In its glow, there stood the Morstads. All of them, cuddled together under a thick checkered blanket -- not just Saxa and Emma, who I'd see often at school or playing on the street, but the father and mother and the newborn baby Kristoffer, too.
Had they been there the whole time? Under it all, taking it in as I had been? Had they seen me? Had they cared?
I lifted my arm to wave but became overwhelmed with fear. I hesitated, worried they might be -- what? Angry?
Before I could make my decision, they began to dissipate. Aksel was the first gone. The section of the blanket which once was wrapped around his shoulders, now being held in one arm by the mother, who held in her other arm the baby Kristoffer. Without any delay, she gently bundled it up and passed it to an eleven-year-old Saxa, who -- again without delay -- parroted this by bundling up and passing her section to Emma. By the time Saxa let go of the blanket, her mother was already disappeared inside the house.

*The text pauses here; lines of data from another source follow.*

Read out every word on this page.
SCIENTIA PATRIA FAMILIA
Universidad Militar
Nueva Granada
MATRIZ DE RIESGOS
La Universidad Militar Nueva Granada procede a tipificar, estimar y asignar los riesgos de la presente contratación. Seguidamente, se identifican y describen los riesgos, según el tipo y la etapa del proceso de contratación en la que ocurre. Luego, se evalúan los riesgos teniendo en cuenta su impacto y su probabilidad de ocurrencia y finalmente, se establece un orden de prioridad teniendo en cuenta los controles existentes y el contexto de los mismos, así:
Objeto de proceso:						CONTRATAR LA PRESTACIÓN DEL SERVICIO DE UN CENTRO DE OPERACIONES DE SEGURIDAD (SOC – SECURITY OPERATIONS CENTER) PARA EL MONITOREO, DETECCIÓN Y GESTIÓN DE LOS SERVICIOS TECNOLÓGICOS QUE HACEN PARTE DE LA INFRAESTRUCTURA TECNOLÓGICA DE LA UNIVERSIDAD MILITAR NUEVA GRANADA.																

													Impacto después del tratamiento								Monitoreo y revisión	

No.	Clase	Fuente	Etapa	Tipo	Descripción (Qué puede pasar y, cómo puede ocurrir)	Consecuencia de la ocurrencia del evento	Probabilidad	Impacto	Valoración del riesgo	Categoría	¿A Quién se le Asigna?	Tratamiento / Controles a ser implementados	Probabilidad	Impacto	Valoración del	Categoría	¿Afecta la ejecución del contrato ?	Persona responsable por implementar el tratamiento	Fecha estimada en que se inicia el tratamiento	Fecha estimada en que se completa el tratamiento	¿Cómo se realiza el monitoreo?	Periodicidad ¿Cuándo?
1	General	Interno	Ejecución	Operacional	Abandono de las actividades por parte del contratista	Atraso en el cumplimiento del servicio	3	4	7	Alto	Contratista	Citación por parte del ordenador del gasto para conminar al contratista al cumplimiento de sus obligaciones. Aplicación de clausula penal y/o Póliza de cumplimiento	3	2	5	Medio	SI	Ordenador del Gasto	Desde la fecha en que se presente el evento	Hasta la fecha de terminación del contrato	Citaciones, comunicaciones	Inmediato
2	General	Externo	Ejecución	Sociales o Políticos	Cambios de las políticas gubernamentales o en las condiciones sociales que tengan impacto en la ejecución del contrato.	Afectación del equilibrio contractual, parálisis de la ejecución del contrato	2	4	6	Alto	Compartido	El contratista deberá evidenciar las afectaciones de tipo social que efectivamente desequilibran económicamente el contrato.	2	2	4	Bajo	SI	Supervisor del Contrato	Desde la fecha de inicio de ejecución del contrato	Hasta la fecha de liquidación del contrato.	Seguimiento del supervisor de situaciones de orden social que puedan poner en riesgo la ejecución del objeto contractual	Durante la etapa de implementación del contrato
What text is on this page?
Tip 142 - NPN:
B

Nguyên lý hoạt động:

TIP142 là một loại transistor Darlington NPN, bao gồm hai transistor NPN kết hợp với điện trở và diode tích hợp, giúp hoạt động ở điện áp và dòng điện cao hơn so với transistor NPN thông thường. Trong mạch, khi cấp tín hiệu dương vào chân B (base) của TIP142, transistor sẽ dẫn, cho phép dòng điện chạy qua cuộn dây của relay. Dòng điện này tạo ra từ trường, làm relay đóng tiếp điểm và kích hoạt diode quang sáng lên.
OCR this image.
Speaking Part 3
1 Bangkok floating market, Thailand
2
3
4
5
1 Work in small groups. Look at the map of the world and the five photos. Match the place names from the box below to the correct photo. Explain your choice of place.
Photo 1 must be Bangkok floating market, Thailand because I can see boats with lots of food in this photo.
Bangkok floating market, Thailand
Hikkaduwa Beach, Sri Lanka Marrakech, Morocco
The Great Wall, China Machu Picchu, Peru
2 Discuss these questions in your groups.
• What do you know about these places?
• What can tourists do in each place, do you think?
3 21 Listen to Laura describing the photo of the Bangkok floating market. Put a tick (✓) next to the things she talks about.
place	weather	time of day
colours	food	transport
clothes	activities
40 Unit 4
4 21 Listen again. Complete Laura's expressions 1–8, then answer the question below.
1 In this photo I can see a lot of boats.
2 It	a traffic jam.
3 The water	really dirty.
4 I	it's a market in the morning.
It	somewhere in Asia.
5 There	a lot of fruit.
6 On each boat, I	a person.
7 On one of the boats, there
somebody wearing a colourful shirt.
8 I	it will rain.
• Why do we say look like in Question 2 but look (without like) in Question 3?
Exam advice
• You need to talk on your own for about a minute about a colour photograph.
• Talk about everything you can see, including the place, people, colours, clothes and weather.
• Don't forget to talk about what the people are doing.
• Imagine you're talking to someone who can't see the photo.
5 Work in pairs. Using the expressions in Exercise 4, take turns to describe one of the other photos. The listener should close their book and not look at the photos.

Saxa, of course, in her turn parted, and in the yard there was left only Emma. She removed the heavy wool throw from her shoulders and cradled it in a ball which she hugged forcefully to her chest. Then, she stared to the sky one final time, as if she owed one last debt of appreciation to it. For a few moments, the stars stared back at her, shining and still just as she. Ultimately she, too, had to leave, and with a deep sigh, she bowed her head to the ground and followed the rest of her kin into the house.
Left alone, I closed the window and lay on my bed. Staring at the ceiling, I wondered what they must have been thinking, what they must have been feeling while out there. Oh, how it must feel to be a Morstad! To love and be loved like a Morstad!
These thoughts, they started so small, so innocent -- doesn't everything? My mistake was that I let them consume me, along with the emotions that came with them. The sadness and fear and angst of this day (and many days to come) replaced by a rush of hope so visceral that I felt its warmth spread through my skin. I gladly welcomed it. Please, come. Please, stay ... stay as long as you'd like.
I fell asleep that night to the lullaby this hope sung to me, my body fatigued by the way it danced through my veins. I dreamed of nothing, as nothingness was what I needed most. When I woke the next day, the window had been opened again, my barely eaten plate of chocolate and lasagna taken away.
I wondered if in truth, none of it had been real. And I might have believed so, too, had I not seen the Morstads outside, watching the sky go dark, every night since.